Tool container images and software environment
Discovery Tools run on Supercomputer using Docker containers. The image must contain the binaries, libraries, and code required by a tool. Images must be compatible with the node operating system, which is Linux by default. When a tool runs, the platform pulls its image from the configured registry onto the assigned node. Bring-your-own tools must include any drivers that aren't present in the base image.
Deployment sequence
The following sequence outlines how the components are deployed and used.
- Create the Supercomputer (control plane). An administrator deploys a Supercomputer resource through the Azure portal, the Azure CLI, or an ARM template. The deployment specifies a name and region, links the required subnet, and assigns the managed identities.
- Provision the HPC cluster (data plane). Discovery automatically creates a managed resource group and deploys resources for the cluster, prompts for the subnet configuration, and the baseline environment.

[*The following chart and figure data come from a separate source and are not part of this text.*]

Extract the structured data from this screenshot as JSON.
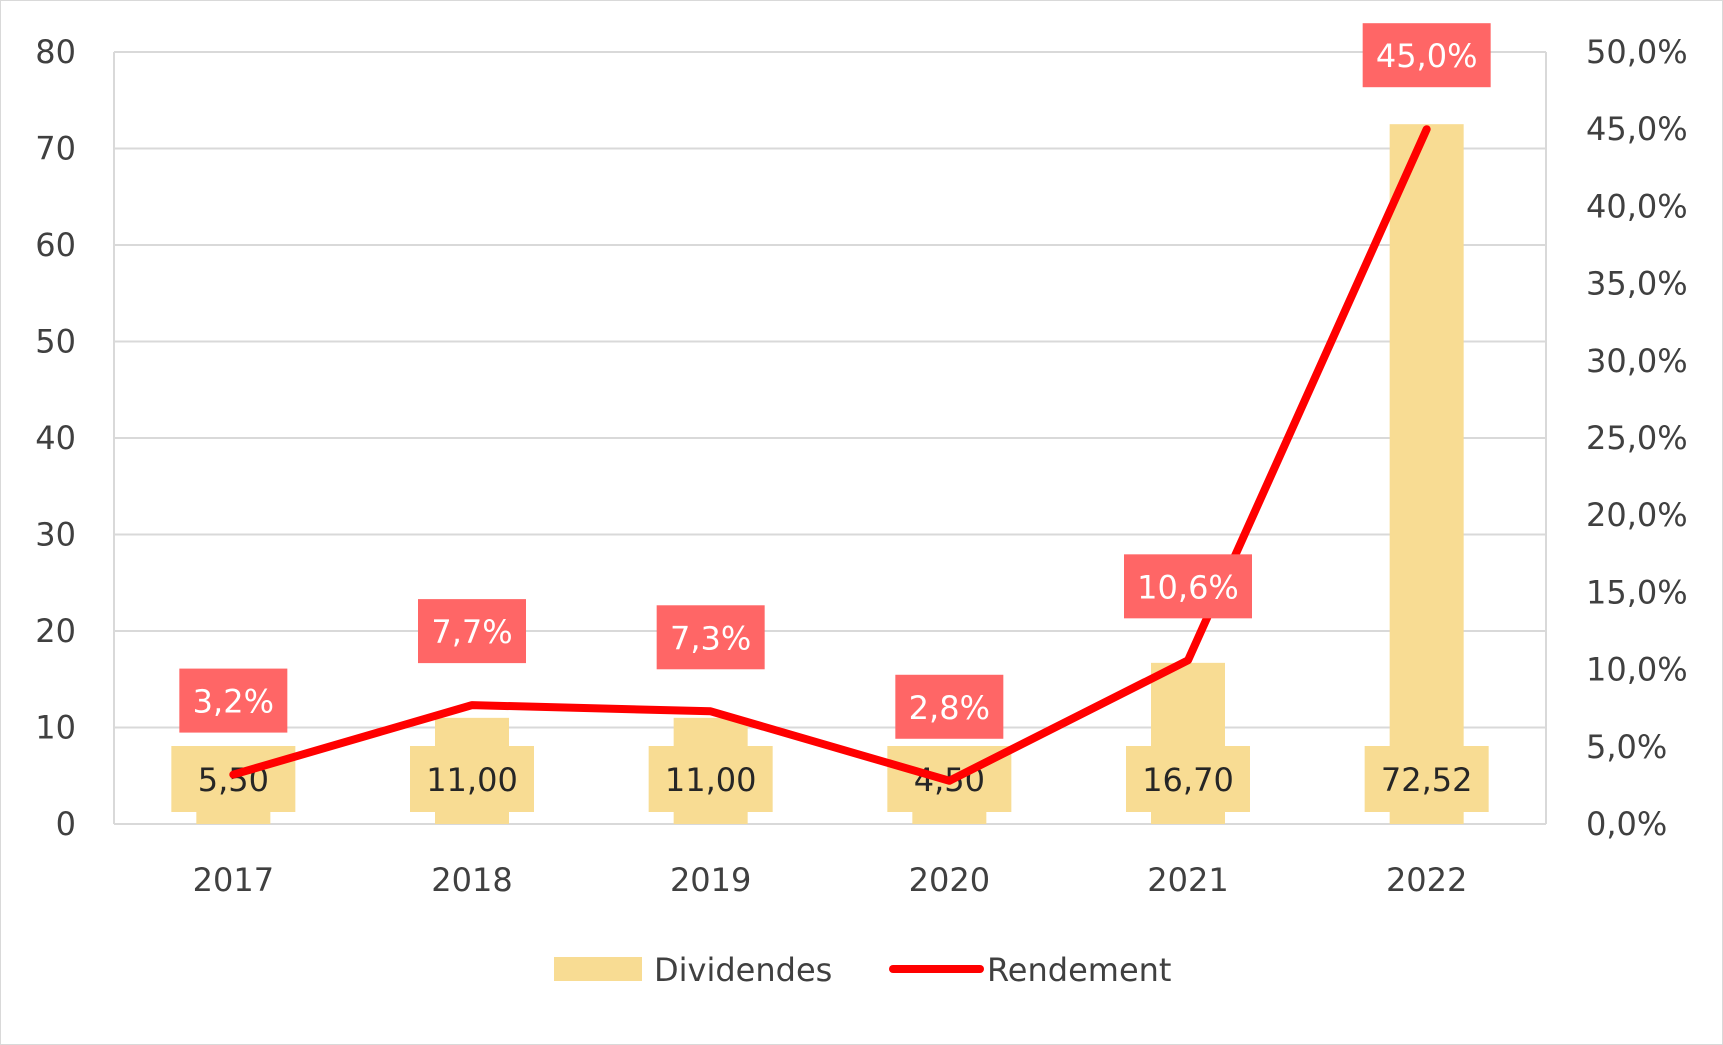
{
  "chart_data": {
    "type": "bar",
    "categories": [
      "2017",
      "2018",
      "2019",
      "2020",
      "2021",
      "2022"
    ],
    "series": [
      {
        "name": "Dividendes",
        "type": "bar",
        "axis": "left",
        "color": "#f8dc93",
        "values": [
          5.5,
          11.0,
          11.0,
          4.5,
          16.7,
          72.52
        ],
        "labels": [
          "5,50",
          "11,00",
          "11,00",
          "4,50",
          "16,70",
          "72,52"
        ]
      },
      {
        "name": "Rendement",
        "type": "line",
        "axis": "right",
        "color": "#ff0000",
        "label_bg": "#ff6666",
        "values": [
          3.2,
          7.7,
          7.3,
          2.8,
          10.6,
          45.0
        ],
        "labels": [
          "3,2%",
          "7,7%",
          "7,3%",
          "2,8%",
          "10,6%",
          "45,0%"
        ]
      }
    ],
    "y_left": {
      "min": 0,
      "max": 80,
      "step": 10,
      "ticks": [
        "0",
        "10",
        "20",
        "30",
        "40",
        "50",
        "60",
        "70",
        "80"
      ]
    },
    "y_right": {
      "min": 0,
      "max": 50,
      "step": 5,
      "ticks": [
        "0,0%",
        "5,0%",
        "10,0%",
        "15,0%",
        "20,0%",
        "25,0%",
        "30,0%",
        "35,0%",
        "40,0%",
        "45,0%",
        "50,0%"
      ]
    },
    "grid": true,
    "legend_position": "bottom",
    "title": "",
    "xlabel": "",
    "ylabel": ""
  }
}
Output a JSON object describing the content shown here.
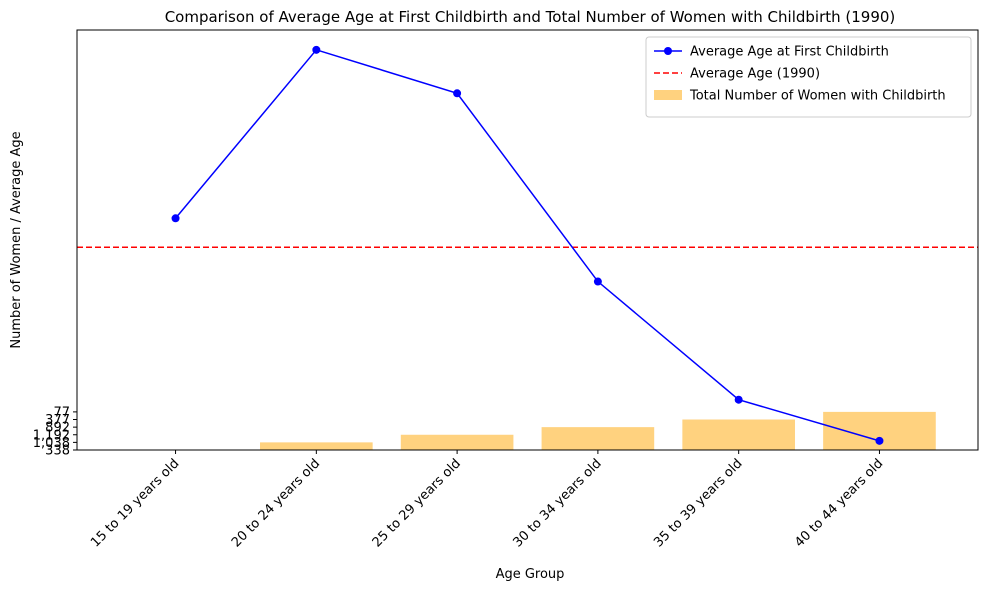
{
  "chart_data": {
    "type": "combo",
    "title": "Comparison of Average Age at First Childbirth and Total Number of Women with Childbirth (1990)",
    "x_label": "Age Group",
    "y_label": "Number of Women / Average Age",
    "categories": [
      "15 to 19 years old",
      "20 to 24 years old",
      "25 to 29 years old",
      "30 to 34 years old",
      "35 to 39 years old",
      "40 to 44 years old"
    ],
    "series": [
      {
        "name": "Average Age at First Childbirth",
        "type": "line",
        "color": "#0000ff",
        "marker": "circle",
        "values": [
          30.4,
          52.5,
          46.8,
          22.1,
          6.6,
          1.2
        ]
      },
      {
        "name": "Total Number of Women with Childbirth",
        "type": "bar",
        "color": "#ffa500",
        "alpha": 0.5,
        "values": [
          0,
          1,
          2,
          3,
          4,
          5
        ]
      }
    ],
    "reference_lines": [
      {
        "name": "Average Age (1990)",
        "color": "#ff0000",
        "dashed": true,
        "value": 26.6
      }
    ],
    "ylim": [
      0,
      55.1
    ],
    "yticks": [
      {
        "value": 0,
        "label": "338"
      },
      {
        "value": 1,
        "label": "1,038"
      },
      {
        "value": 2,
        "label": "1,192"
      },
      {
        "value": 3,
        "label": "892"
      },
      {
        "value": 4,
        "label": "377"
      },
      {
        "value": 5,
        "label": "77"
      }
    ],
    "legend": "upper right"
  }
}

- Define node pools (control plane). The administrator creates one or more node pools for the Supercomputer, specifying the VM size, node subnet, and scaling parameters. Discovery manages the corresponding Virtual Machine Scale Sets in the managed resource group. Pools can start with zero nodes when autoscaling is enabled or with the configured minimum when persistent.
- Register tools and agents (control plane). Tool authors register tools in the Discovery catalog, providing each tool's container image location and resource requirements. Agents can then invoke the registered tools.
- Execute workloads (data plane). When a user starts a job through Copilot or an agent workflow, Discovery orchestrates the run and invokes the required tools on appropriate node pools.
- Monitor and complete jobs. The control plane monitors running jobs through job queues, logs, and health checks. Users receive status updates through Copilot. When a job finishes, results are written to the designated storage and the container terminates. Idle nodes are deallocated on autoscaling pools.
- Iterate and scale. Users can review results and dispatch follow-up runs if needed. Node pools scale on demand, and administrators can resize existing pools or add new ones as workloads evolve.
Integration with Microsoft.Discovery/storages
Discovery integrates Supercomputer with Azure HPC storage through the Microsoft.Discovery/storages resource type. For workloads that require high-performance file storage, Azure NetApp Files is a suitable option.
DataContainers and data assets
Beyond storage infrastructure, Discovery manages scientific data through DataContainers and data assets. Both are integral to the tool execution pipeline and are defined in Discovery Projects.
DataContainers
A DataContainer is a logical data store that abstracts the underlying storage technology and presents a consistent interface to AI agents across Azure Blob Storage, Discovery Storage, and other backends. DataContainers provide:
- Storage abstraction. Unified access across storage backends.
- Access control. Credential management for secure access.
- Integration. A defined integration point between storage resources and research tools.
DataContainers are represented as Microsoft.Discovery.DataContainer resources linked to specific storage accounts or volumes.
Data assets
A data asset represents an individual file, dataset, or collection inside a DataContainer. Data assets provide:
- Organization. Grouping by task, job, or project.
- Provenance. A record of data origin and transformations.
- Metadata. Descriptive attributes that improve discoverability.
- Tool I/O. A structured mechanism for tools to consume and produce data.
Data asset metadata describes the contents, format, and relationships of an asset, allowing assets to participate in complex workflows.